How to create a class to define a CSV file layout including a header?

I would like to create an approach where I can define the structure of a CSV file (obvious extension to excel should follow) where there is a row definition as well has the header. In this approach a simple re-ordering of the definition will move the columns in the output.

My first attempt was to use a namedtuple. Actually handled most of my needs but I can't create an empty row the populate it as needed. I tried to use a recordclass but have much the same problem.

My output file might have > 30 columns so it gets very sloppy to have to create a new instance with a bunch of Nones. I also want to be able to add a column to the structure without having to update the __init__, etc.

My idea pseudo-code (using namedtuples for illustration) would be:

class TableRow(namedtuple(TableRow, "id name password hostip"))
    __slots__ = ()


class TableRowHeader:
    def __init__(self):
        header = TableRow()
        header.id = 'ID'
        header.name = "Name"
        header.password = "Password"
        header.hostip = "Host IP"


class OutputTable():
    def __init__(self):
        self.header = TableRowHeader()
        self.rows = list()

    def add(self, new_row):
        # Example assumes new_row is an instance of TableRow
        self.rows.append(new_row)

    def to_csv(self, file_name):
        with open(file_name, 'w') as csv_file:
            # creating a csv writer object
            csv_writer = csv.writer(csv_file)

            # writing the fields
            csv_writer.writerow(self.header)

            for row in sorted(self.rows):
                csv_writer.writerow(row)  


outtable = OutputTable()
row = TableRow()
row.id = 1
row.name = 'Matt'
row.hostip = '10.0.0.1'
row.password = 'obvious'      
outtable.add(row)

outtable.to_csv('./example.csv')

I like the pattern but can't figure out a clean way to handle this in Python.

Solution

Do you want something like that?

import csv
from collections import namedtuple

TableRowShort = namedtuple('TableRow', "id name password hostip")
TableRowFull = namedtuple('TableRowFull', "id name password hostip description source admin_name")


class TableRowOptional:
    def __init__(self, id, name, password=None, hostip=None, description=None, source=None, admin_name=None):
        super().__init__()

        self.id = id
        self.name = name
        self.password = password
        self.hostip = hostip
        self.description = description
        self.source = source
        self.admin_name = admin_name


class OutputTable():
    def __init__(self):
        self.headers = []
        self.rows = list()

    def add(self, row):
        if hasattr(row, '_asdict'):
            value = row._asdict()
        elif hasattr(row, '__dict__'):
            value = row.__dict__
        elif isinstance(row, dict):
            value = row
        else:
            raise ValueError('Not supported row type: {}'.format(type(row)))

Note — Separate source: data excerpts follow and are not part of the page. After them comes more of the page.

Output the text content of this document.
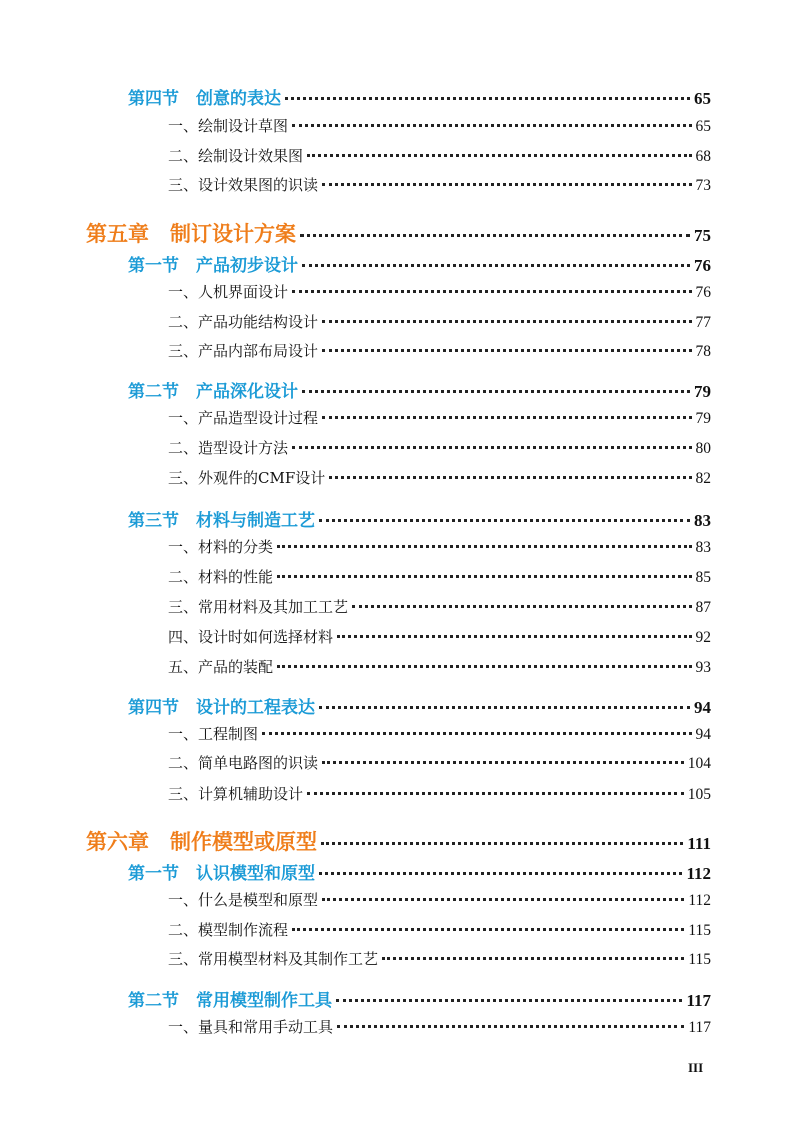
第四节　创意的表达	65
一、绘制设计草图	65
二、绘制设计效果图	68
三、设计效果图的识读	73
第五章　制订设计方案	75
第一节　产品初步设计	76
一、人机界面设计	76
二、产品功能结构设计	77
三、产品内部布局设计	78
第二节　产品深化设计	79
一、产品造型设计过程	79
二、造型设计方法	80
三、外观件的CMF设计	82
第三节　材料与制造工艺	83
一、材料的分类	83
二、材料的性能	85
三、常用材料及其加工工艺	87
四、设计时如何选择材料	92
五、产品的装配	93
第四节　设计的工程表达	94
一、工程制图	94
二、简单电路图的识读	104
三、计算机辅助设计	105
第六章　制作模型或原型	111
第一节　认识模型和原型	112
一、什么是模型和原型	112
二、模型制作流程	115
三、常用模型材料及其制作工艺	115
第二节　常用模型制作工具	117
一、量具和常用手动工具	117
III
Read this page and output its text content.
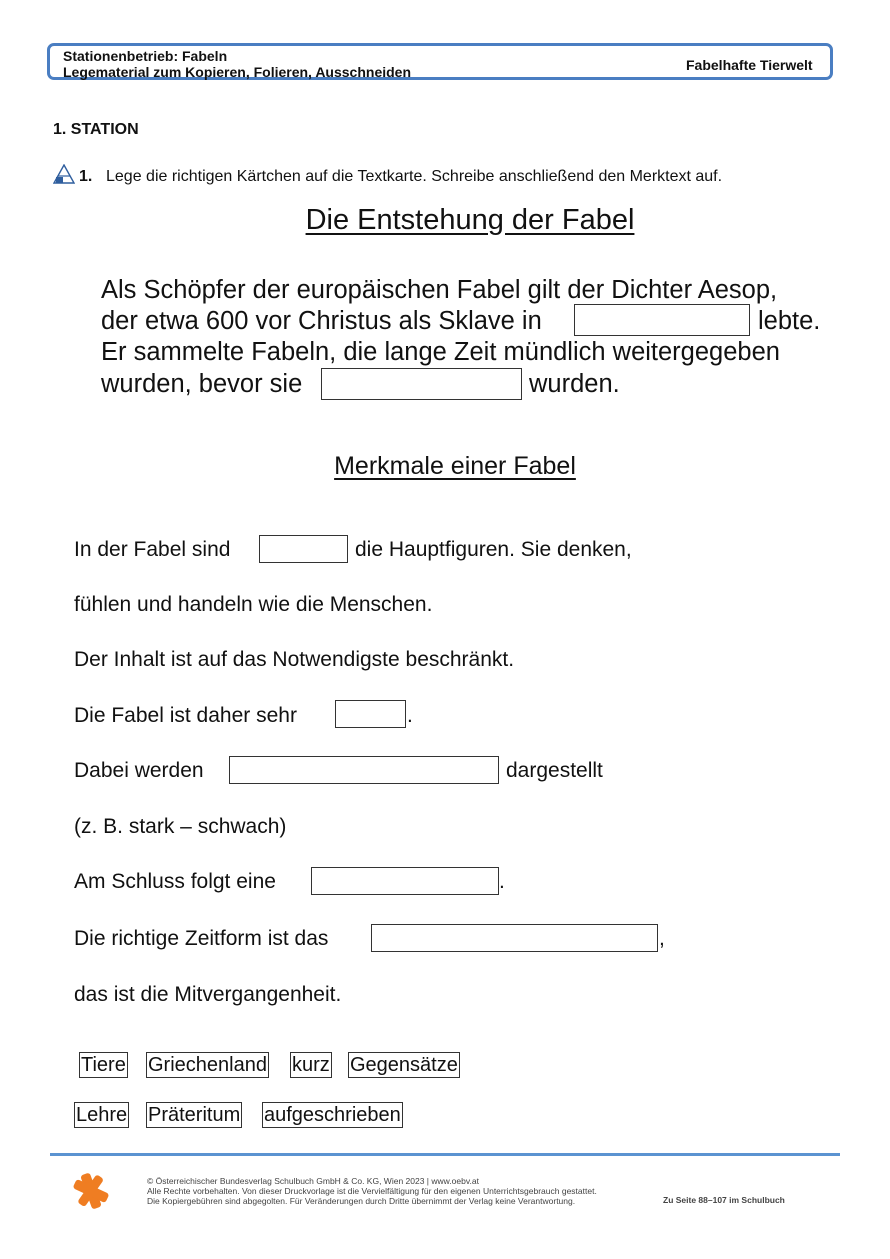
Stationenbetrieb: Fabeln
Legematerial zum Kopieren, Folieren, Ausschneiden	Fabelhafte Tierwelt
1. STATION
1. Lege die richtigen Kärtchen auf die Textkarte. Schreibe anschließend den Merktext auf.
Die Entstehung der Fabel
Als Schöpfer der europäischen Fabel gilt der Dichter Aesop,
der etwa 600 vor Christus als Sklave in	lebte.
Er sammelte Fabeln, die lange Zeit mündlich weitergegeben
wurden, bevor sie	wurden.
Merkmale einer Fabel
In der Fabel sind	die Hauptfiguren. Sie denken,
fühlen und handeln wie die Menschen.
Der Inhalt ist auf das Notwendigste beschränkt.
Die Fabel ist daher sehr	.
Dabei werden	dargestellt
(z. B. stark – schwach)
Am Schluss folgt eine	.
Die richtige Zeitform ist das	,
das ist die Mitvergangenheit.
Tiere Griechenland kurz Gegensätze
Lehre Präteritum aufgeschrieben
© Österreichischer Bundesverlag Schulbuch GmbH & Co. KG, Wien 2023 | www.oebv.at
Alle Rechte vorbehalten. Von dieser Druckvorlage ist die Vervielfältigung für den eigenen Unterrichtsgebrauch gestattet.
Die Kopiergebühren sind abgegolten. Für Veränderungen durch Dritte übernimmt der Verlag keine Verantwortung.	Zu Seite 88–107 im Schulbuch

        for header in value.keys():
            if header not in self.headers:
                self.headers.append(header)

        self.rows.append(value)

    def to_csv(self, file_name):
        with open(file_name, 'w') as csv_file:
            # creating a csv writer object
            csv_writer = csv.writer(csv_file)

            # writing the fields
            csv_writer.writerow(self.headers)

            for row in self.rows:
                csv_writer.writerow([row.get(header, None) for header in self.headers])


outtable = OutputTable()
outtable.add(TableRowShort(1, 'Matt', 'obvious', '10.0.0.1'))
outtable.add(TableRowFull(2, 'Maria', 'obvious as usual', '10.1.0.1', 'some description', 'localnet', 'super_admin'))
outtable.add(TableRowOptional(3, 'Maria', hostip='10.1.0.1', description='some description', source='localnet'))
outtable.add({
    'id': 1337,
    'name': 'hacker',
    'hostip': '127.0.0.1',
    'extra': "I've hacked you guys lol!",
})

outtable.to_csv('./example.csv')

This solution provides you interface to store some "prepared namedtuples, normal objects (using __dict__ interface) and raw dict objects as rows. It manages CSV headers automatically based on provided rows structures :)

Looks pretty clear & useful to me. What do you think?

Output CSV

# > cat example.csv
id,name,password,hostip,description,source,admin_name,extra
1,Matt,obvious,10.0.0.1,,,,
2,Maria,obvious as usual,10.1.0.1,some description,localnet,super_admin,
3,Maria,,10.1.0.1,some description,localnet,,
1337,hacker,,127.0.0.1,,,,I've hacked you guys lol!